20. Long Short-Term Memory (LSTM)#

20.1. Concise Implementation#

using Downloads,IterTools,CUDA,Flux
using StatsBase: wsample

device = Flux.get_device(; verbose=true)

file_path = Downloads.download("http://d2l-data.s3-accelerate.amazonaws.com/timemachine.txt")
raw_text = open(io->read(io, String),file_path)
str = lowercase(replace(raw_text,r"[^A-Za-z]+"=>" "))
tokens = [str...]
vocab = unique(tokens)
vocab_len = length(vocab)

# n*[seq_length x feature x batch_size]
function getdata(str::String,vocab::Vector{Char},seq_length::Int,batch_size::Int)::Tuple
    data = collect.(partition(str,seq_length,1))
    x = [[Flux.onehotbatch(i,vocab) for i in d] for d in Flux.batchseq.(Flux.chunk(data[begin:end-1];size = batch_size))]
    y = [[Flux.onehotbatch(i,vocab) for i in d] for d in Flux.batchseq.(Flux.chunk(data[2:end];size = batch_size))]
    return x,y
end

function loss(model, xs, ys)
    Flux.reset!(model)
    return sum(Flux.logitcrossentropy.([model(x) for x in xs], ys))
end

function predict(model::Chain, prefix::String, num_preds::Int)
    model = cpu(model)
    Flux.reset!(model)
    buf = IOBuffer()
    write(buf, prefix)

    c = wsample(vocab, softmax([model(Flux.onehot(c, vocab)) for c in collect(prefix)][end]))
    for i in 1:num_preds
        write(buf, c)
        c = wsample(vocab, softmax(model(Flux.onehot(c, vocab))))
    end
    return String(take!(buf))
end

┌ Info: Using backend: CUDA.
└ @ Flux /home/nero/.julia/packages/Flux/Wz6D4/src/functor.jl:662

predict (generic function with 1 method)

Using high-level APIs, we can directly instantiate an LSTM model. This encapsulates all the configuration details that we made explicit above. The code is significantly faster as it uses compiled operators rather than Python for many details that we spelled out before.
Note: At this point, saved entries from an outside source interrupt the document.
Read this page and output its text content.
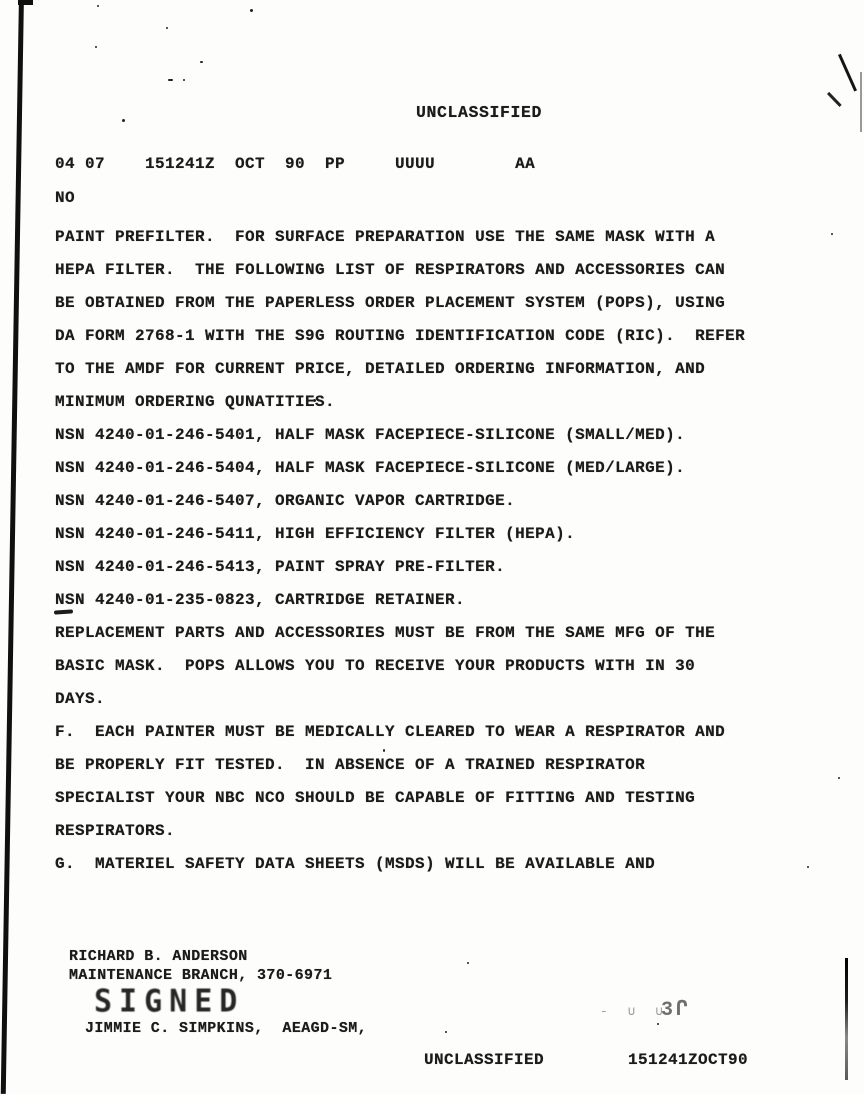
UNCLASSIFIED
04 07    151241Z  OCT  90  PP     UUUU        AA
NO
PAINT PREFILTER.  FOR SURFACE PREPARATION USE THE SAME MASK WITH A
HEPA FILTER.  THE FOLLOWING LIST OF RESPIRATORS AND ACCESSORIES CAN
BE OBTAINED FROM THE PAPERLESS ORDER PLACEMENT SYSTEM (POPS), USING
DA FORM 2768-1 WITH THE S9G ROUTING IDENTIFICATION CODE (RIC).  REFER
TO THE AMDF FOR CURRENT PRICE, DETAILED ORDERING INFORMATION, AND
MINIMUM ORDERING QUNATITIES.
NSN 4240-01-246-5401, HALF MASK FACEPIECE-SILICONE (SMALL/MED).
NSN 4240-01-246-5404, HALF MASK FACEPIECE-SILICONE (MED/LARGE).
NSN 4240-01-246-5407, ORGANIC VAPOR CARTRIDGE.
NSN 4240-01-246-5411, HIGH EFFICIENCY FILTER (HEPA).
NSN 4240-01-246-5413, PAINT SPRAY PRE-FILTER.
NSN 4240-01-235-0823, CARTRIDGE RETAINER.
REPLACEMENT PARTS AND ACCESSORIES MUST BE FROM THE SAME MFG OF THE
BASIC MASK.  POPS ALLOWS YOU TO RECEIVE YOUR PRODUCTS WITH IN 30
DAYS.
F.  EACH PAINTER MUST BE MEDICALLY CLEARED TO WEAR A RESPIRATOR AND
BE PROPERLY FIT TESTED.  IN ABSENCE OF A TRAINED RESPIRATOR
SPECIALIST YOUR NBC NCO SHOULD BE CAPABLE OF FITTING AND TESTING
RESPIRATORS.
G.  MATERIEL SAFETY DATA SHEETS (MSDS) WILL BE AVAILABLE AND
RICHARD B. ANDERSON
MAINTENANCE BRANCH, 370-6971
SIGNED
JIMMIE C. SIMPKINS,  AEAGD-SM,
- ∪ ∪
3Ր
UNCLASSIFIED	151241ZOCT90
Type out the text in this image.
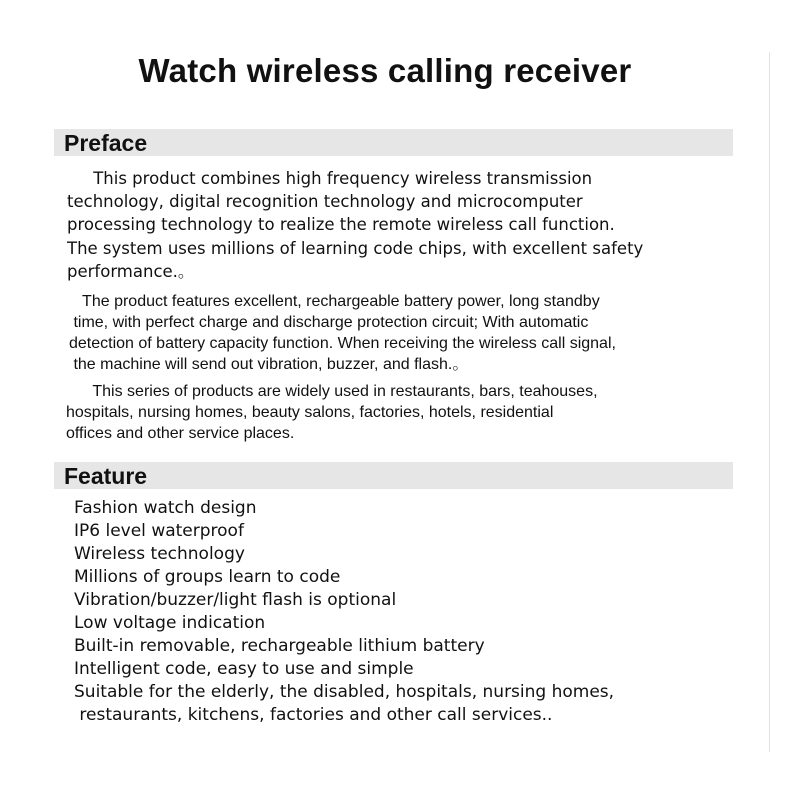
Watch wireless calling receiver
Preface

This product combines high frequency wireless transmission
technology, digital recognition technology and microcomputer
processing technology to realize the remote wireless call function.
The system uses millions of learning code chips, with excellent safety
performance.。

The product features excellent, rechargeable battery power, long standby
time, with perfect charge and discharge protection circuit; With automatic
detection of battery capacity function. When receiving the wireless call signal,
the machine will send out vibration, buzzer, and flash.。

This series of products are widely used in restaurants, bars, teahouses,
hospitals, nursing homes, beauty salons, factories, hotels, residential
offices and other service places.

Feature
Fashion watch design
IP6 level waterproof
Wireless technology
Millions of groups learn to code
Vibration/buzzer/light flash is optional
Low voltage indication
Built-in removable, rechargeable lithium battery
Intelligent code, easy to use and simple
Suitable for the elderly, the disabled, hospitals, nursing homes,
restaurants, kitchens, factories and other call services..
model = Chain(LSTM(vocab_len => 32),Dense(32 => vocab_len)) |> device
opt_state = Flux.setup(Adam(1e-2), model)

x,y = getdata(str, vocab, 32, 1024) |> device
data = zip(x,y)
loss_train = []

for epoch in 1:50
    Flux.reset!(model)
    Flux.train!(loss,model,data,opt_state)
    push!(loss_train,sum(loss.(Ref(model), x, y)) / length(str)) 
end

using CairoMakie
fg,ax = lines(loss_train; axis=(;xlabel = "epoch",ylabel = "loss"))

predict(model,"it has ",20)

"it has hood was but dwowleu"